The betting is that the overall economy will be able to avoid a recession, but it will be a close call with the point of maximum danger still ahead.
"I think the housing market has got another year of very weak sales, falling construction and lower home prices. And all of that assumes that the economy holds together reasonably well and we don't have a recession," said Mark Zandi, chief economist at Moody's Economy.com.
The biggest worry is that mortgage financing problems will grow even more severe, with soaring defaults dumping more homes onto an already glutted market, driving prices down further.
In a new report, the Joint Economic Committee estimates there will be 1.3 million foreclosures from mid-2007 through 2009 in subprime mortgages, loans provided to borrowers with weak credit histories.
Those foreclosures will wipe out an estimated $71 billion in housing wealth directly and another $32 billion indirectly by lowering the values of neighboring homes, according to the report by the JEC's Democratic staff. The report predicts that will end up costing states $917 million in lost property tax revenue through the end of 2009. The states of California, New York, New Jersey and Florida are expected to be among the biggest losers.
"We are looking at a tsunami of subprime foreclosures that has been hitting subprime borrowers hard and is on track to hit prime borrowers and the economy as well by lowering property values and reducing local tax revenues," said Sen. Charles Schumer, D-N.Y., who has been lobbying the Bush administration to provide more assistance to help homeowners avoid defaulting on their mortgages.
JEC economists caution that their forecast is heavily dependent on how much home prices decline during the slump. If the downturn turns out to be worse, it will mean even bigger price declines, more foreclosures and more dollar losses in both home values and property tax collections.
Home prices have declined close to 4 percent from their peak set in early 2006, according to the Standard & Poor's/Case-Schiller index. David Wyss, chief economist at Standard & Poor's, believes that before the downturn is over, home prices will fall by 11 percent, according to this gauge.
That would far surpass a 6.5 percent drop in prices, according to the Case-Schiller measurement that occurred in the 1990-91 housing downturn, the only other time this measurement has shown falling prices.
Other economists using different price measurements are also forecasting declines. The National Association of Realtors is predicting the median price of an existing home the point where half sell for more and half for less will fall by 1.5 percent this year, the first price decline on an annual basis on the group's records going back four decades.
Before the slump ends, Zandi said, he believes median existing home prices using the Realtors' measurement will fall 10.4 percent, making this the biggest downturn in terms of prices since the Great Depression of the 1930s, when home prices dropped by about one-third.
Economists stress that the price weakness must be viewed in the context of an unprecedented run-up in prices that occurred during a five-year boom in home sales, a period that some economists believe reflected a speculative bubble that pushed prices well past affordability levels in many parts of the country.

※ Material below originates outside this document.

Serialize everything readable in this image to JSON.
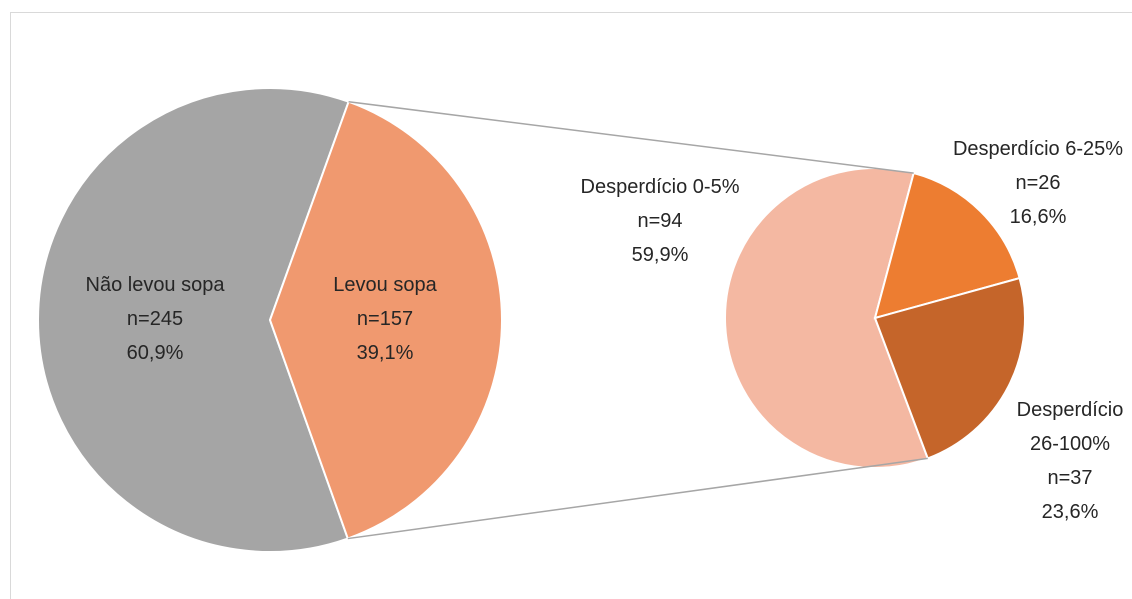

"We had a surge in investor demand, an explosion in the availability of credit and builders who became overly optimistic. All these things came together to whip the market into a frenzy, creating a huge bubble that is now bursting," Zandi said.
In terms of construction, Zandi said he was looking for building activity to drop by 54 percent from the high to the trough this time around. That would compare with a 66 percent plunge in housing construction during the 1980s slump, a period when mortgage rates hit double-digit levels, and a 36 percent fall in construction during the 1990-91 housing downturn.

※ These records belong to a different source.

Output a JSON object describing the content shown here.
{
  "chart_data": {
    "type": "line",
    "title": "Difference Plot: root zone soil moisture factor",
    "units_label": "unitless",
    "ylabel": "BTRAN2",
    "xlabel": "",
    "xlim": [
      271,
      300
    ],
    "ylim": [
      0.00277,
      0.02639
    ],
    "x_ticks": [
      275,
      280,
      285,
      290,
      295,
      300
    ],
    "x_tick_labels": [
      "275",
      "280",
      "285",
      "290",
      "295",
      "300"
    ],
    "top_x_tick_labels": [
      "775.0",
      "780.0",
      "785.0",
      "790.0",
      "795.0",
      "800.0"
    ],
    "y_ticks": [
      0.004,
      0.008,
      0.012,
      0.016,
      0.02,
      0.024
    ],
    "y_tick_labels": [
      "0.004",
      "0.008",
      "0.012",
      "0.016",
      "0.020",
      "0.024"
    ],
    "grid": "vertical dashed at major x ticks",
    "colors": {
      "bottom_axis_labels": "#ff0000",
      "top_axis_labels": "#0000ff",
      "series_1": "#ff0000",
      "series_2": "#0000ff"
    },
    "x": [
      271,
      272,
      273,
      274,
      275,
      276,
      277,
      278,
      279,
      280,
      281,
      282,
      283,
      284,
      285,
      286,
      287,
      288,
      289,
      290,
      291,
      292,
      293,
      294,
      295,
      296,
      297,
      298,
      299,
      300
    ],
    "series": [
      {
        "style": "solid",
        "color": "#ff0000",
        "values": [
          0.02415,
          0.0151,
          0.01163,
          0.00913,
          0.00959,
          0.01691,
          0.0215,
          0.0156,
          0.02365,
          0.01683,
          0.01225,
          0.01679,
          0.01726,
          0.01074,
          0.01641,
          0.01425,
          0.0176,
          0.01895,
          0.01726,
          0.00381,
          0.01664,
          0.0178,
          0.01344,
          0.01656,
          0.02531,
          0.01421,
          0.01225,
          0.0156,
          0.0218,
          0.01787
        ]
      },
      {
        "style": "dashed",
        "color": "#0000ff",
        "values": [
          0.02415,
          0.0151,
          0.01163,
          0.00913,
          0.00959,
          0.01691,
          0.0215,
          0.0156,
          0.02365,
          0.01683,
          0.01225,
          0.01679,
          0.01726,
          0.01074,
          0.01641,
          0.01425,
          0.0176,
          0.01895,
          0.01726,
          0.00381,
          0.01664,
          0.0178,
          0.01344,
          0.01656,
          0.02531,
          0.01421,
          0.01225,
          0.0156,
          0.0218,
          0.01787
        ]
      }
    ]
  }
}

The current housing slump has definitely meant dark days in the industry. The National Association of Home Builders saw its survey of builder confidence drop to an all-time low in October as builders faced a wave of cancellations of sales contracts brought on by the credit crunch, causing lenders to tighten lending standards. The availability of certain mortgage products such as jumbo loans, loans of over $417,000, all but dried up for a time, a serious setback for high-cost areas of the country such as California.
David Seiders, the home builders' chief economist, said he believes housing will gradually stabilize in the next year with sales hitting a low-point in the first quarter and then starting to move higher, a development that will help clear out record-high inventories of unsold homes. He said construction will not hit bottom until the spring and housing will remain a drag on the economy through the middle of next year, with prices likely to continue falling until the end of the year.

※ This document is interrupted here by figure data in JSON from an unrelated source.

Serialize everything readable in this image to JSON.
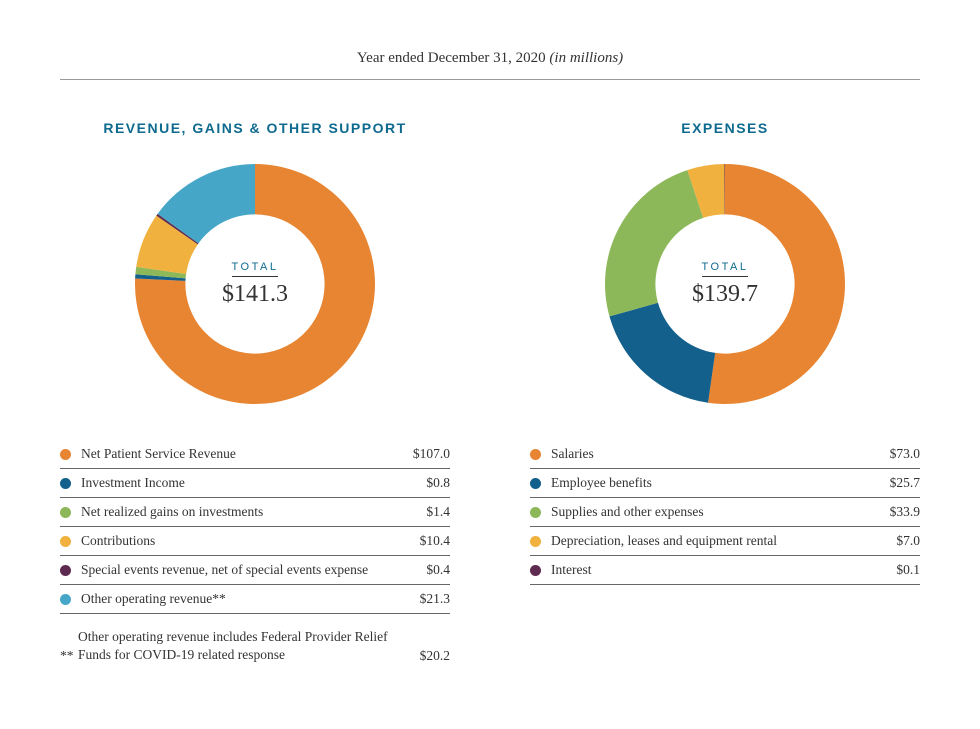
{
  "header": {
    "prefix": "Year ended December 31, 2020 ",
    "suffix_italic": "(in millions)"
  },
  "chart_style": {
    "type": "donut",
    "outer_radius": 100,
    "inner_radius": 58,
    "start_angle_deg": 0,
    "background_color": "#ffffff",
    "title_color": "#0e6a8e",
    "title_fontsize": 14,
    "center_word_fontsize": 11,
    "center_value_fontsize": 24,
    "legend_fontsize": 13.5,
    "legend_border_color": "#666666",
    "swatch_diameter": 11
  },
  "palette": {
    "orange": "#e88532",
    "navy": "#12608b",
    "green": "#8cb85a",
    "gold": "#f0b13e",
    "plum": "#5e2a50",
    "sky": "#46a6c7"
  },
  "charts": [
    {
      "title": "REVENUE, GAINS & OTHER SUPPORT",
      "total_label": "TOTAL",
      "total_value": "$141.3",
      "total_numeric": 141.3,
      "items": [
        {
          "label": "Net Patient Service Revenue",
          "value": 107.0,
          "display": "$107.0",
          "color": "#e88532"
        },
        {
          "label": "Investment Income",
          "value": 0.8,
          "display": "$0.8",
          "color": "#12608b"
        },
        {
          "label": "Net realized gains on investments",
          "value": 1.4,
          "display": "$1.4",
          "color": "#8cb85a"
        },
        {
          "label": "Contributions",
          "value": 10.4,
          "display": "$10.4",
          "color": "#f0b13e"
        },
        {
          "label": "Special events revenue, net of special events expense",
          "value": 0.4,
          "display": "$0.4",
          "color": "#5e2a50"
        },
        {
          "label": "Other operating revenue**",
          "value": 21.3,
          "display": "$21.3",
          "color": "#46a6c7"
        }
      ],
      "footnote": {
        "marker": "**",
        "text": "Other operating revenue includes Federal Provider Relief Funds for COVID-19 related response",
        "value": "$20.2"
      }
    },
    {
      "title": "EXPENSES",
      "total_label": "TOTAL",
      "total_value": "$139.7",
      "total_numeric": 139.7,
      "items": [
        {
          "label": "Salaries",
          "value": 73.0,
          "display": "$73.0",
          "color": "#e88532"
        },
        {
          "label": "Employee benefits",
          "value": 25.7,
          "display": "$25.7",
          "color": "#12608b"
        },
        {
          "label": "Supplies and other expenses",
          "value": 33.9,
          "display": "$33.9",
          "color": "#8cb85a"
        },
        {
          "label": "Depreciation, leases and equipment rental",
          "value": 7.0,
          "display": "$7.0",
          "color": "#f0b13e"
        },
        {
          "label": "Interest",
          "value": 0.1,
          "display": "$0.1",
          "color": "#5e2a50"
        }
      ]
    }
  ]
}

He predicted the Federal Reserve, which in September cut a key interest rate for the first time in four years, will keep cutting rates until Fed officials can be sure the housing downturn will not trigger a full-blown recession. The Fed meets again next Tuesday and Wednesday.
"The key to turning this around will be keeping the economy's fundamentals strong," Seiders said. "We believe job growth will remain solid, personal incomes will continue growing and interest rates will be well-behaved."